Blindfolded robotic teleoperation using spatial force feedback to the toe

This paper examines the capability to incorporate spatial force feedback to the human toe when teleoperating a robotic arm in a force task. Due to the growing complexity of teleoperated systems new means of feedback get increasingly important. To investigate the viability of spatial toe-feedback, experiments with 12 subjects were conducted. The participants had to teleoperate a DLR Light-Weight Robot (LWR) via optical tracking of one finger in order to push a toy train. The orientation of the rail was unknown to the subject and had to be explored using the haptic feedback — a three-dimensional spatial force to the toe, reflecting the contact forces at the robotic end-effector — in absence of visual feedback. The rail was mounted in one of four possible orientations (differences of 45°). The main task of the experiment was to identify the present orientation. In our study subjects could successfully identify the orientation of the rail in more than two thirds of all trials (68%). In almost half of the trials (44%) the subjects were able to move the train along the rails long enough to reach the bumpers at the end and identify them as such. Assuming no feedback would be provided at all, the first metric has a chance level of 25%, and reaching the bumper can be considered impossible. Thus, we can conclude that humans can incorporate spatial force feedback to the toe into their sensorimotor loop.

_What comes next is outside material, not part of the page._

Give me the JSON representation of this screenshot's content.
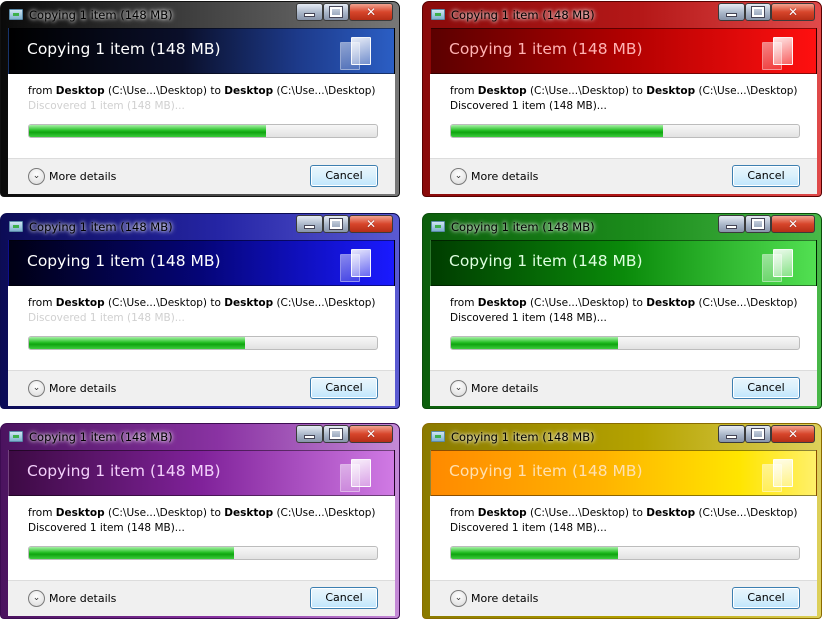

A new biarticular joint mechanism to extend stiffness ranges

We introduce a six-actuator robotic joint mechanism with biarticular coupling inspired by the human limb which neither requires pneumatic artificial muscles nor tendon coupling. The actuator can independently change monoarticular and biarticular stiffness as well as both joint positions. We model and analyse the actuator with respect to stiffness variability in comparison with an actuator without biarticular coupling. We demonstrate that the biarticular coupling considerably extends the range of stiffness with an 70-fold improvement in versatility, in particular with respect to the end-point Cartesian stiffness shape and orientation. We suggest using Cartesian stiffness isotropy as an optimisation criterion for future under-actuated versions.